Debt consolidation itself doesn't show up on your credit reports, but any new loans or credit card accounts you open to consolidate your debt will. Most accounts will show up for 10 years after you close them, and any missed payments will show up for seven years from the date you missed the payment.

How do I know if debt consolidation is right for me? ›

Only consolidate your debt if you have enough income to cover the new monthly payment. While your overall monthly payment may go down, consolidation is not a good option if you're currently unable to cover your monthly debt service.

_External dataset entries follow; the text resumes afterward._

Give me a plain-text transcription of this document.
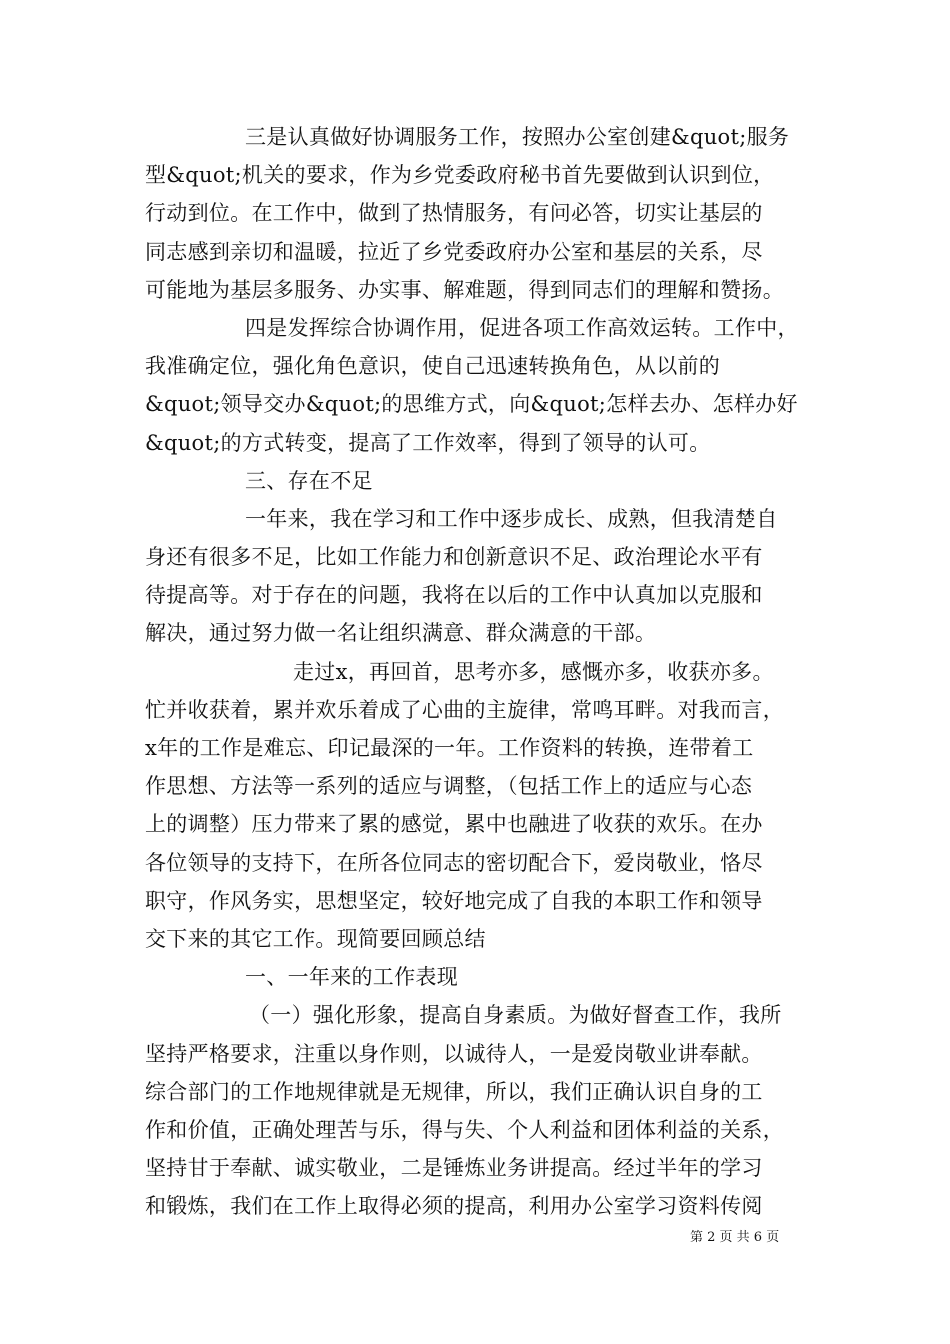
三是认真做好协调服务工作，按照办公室创建&quot;服务
型&quot;机关的要求，作为乡党委政府秘书首先要做到认识到位，
行动到位。在工作中，做到了热情服务，有问必答，切实让基层的
同志感到亲切和温暖，拉近了乡党委政府办公室和基层的关系，尽
可能地为基层多服务、办实事、解难题，得到同志们的理解和赞扬。
四是发挥综合协调作用，促进各项工作高效运转。工作中，
我准确定位，强化角色意识，使自己迅速转换角色，从以前的
&quot;领导交办&quot;的思维方式，向&quot;怎样去办、怎样办好
&quot;的方式转变，提高了工作效率，得到了领导的认可。
三、存在不足
一年来，我在学习和工作中逐步成长、成熟，但我清楚自
身还有很多不足，比如工作能力和创新意识不足、政治理论水平有
待提高等。对于存在的问题，我将在以后的工作中认真加以克服和
解决，通过努力做一名让组织满意、群众满意的干部。
走过x，再回首，思考亦多，感慨亦多，收获亦多。
忙并收获着，累并欢乐着成了心曲的主旋律，常鸣耳畔。对我而言，
x年的工作是难忘、印记最深的一年。工作资料的转换，连带着工
作思想、方法等一系列的适应与调整，（包括工作上的适应与心态
上的调整）压力带来了累的感觉，累中也融进了收获的欢乐。在办
各位领导的支持下，在所各位同志的密切配合下，爱岗敬业，恪尽
职守，作风务实，思想坚定，较好地完成了自我的本职工作和领导
交下来的其它工作。现简要回顾总结
一、一年来的工作表现
（一）强化形象，提高自身素质。为做好督查工作，我所
坚持严格要求，注重以身作则，以诚待人，一是爱岗敬业讲奉献。
综合部门的工作地规律就是无规律，所以，我们正确认识自身的工
作和价值，正确处理苦与乐，得与失、个人利益和团体利益的关系，
坚持甘于奉献、诚实敬业，二是锤炼业务讲提高。经过半年的学习
和锻炼，我们在工作上取得必须的提高，利用办公室学习资料传阅
第 2 页 共 6 页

How long does it take for debt consolidation to pay off debt? ›

Most lenders give you 12 to 60 months to may off your loan, with some terms extending to 84 or even 144 months. A shorter term means you'll pay less interest over the life of your loan, but have a higher monthly payment.

Are debt consolidation programs worth it? ›

The debt consolidation loan will typically have a lower interest rate than your current debts." These loans don't just save you money, they can make your debts easier to manage. After all, you'll use them to consolidate multiple credit cards and personal loans into one, easy-to-manage account.

How long does a debt consolidation stay on your credit? ›

Debt consolidation itself doesn't show up on your credit reports, but any new loans or credit card accounts you open to consolidate your debt will. Most accounts will show up for 10 years after you close them, and any missed payments will show up for seven years from the date you missed the payment.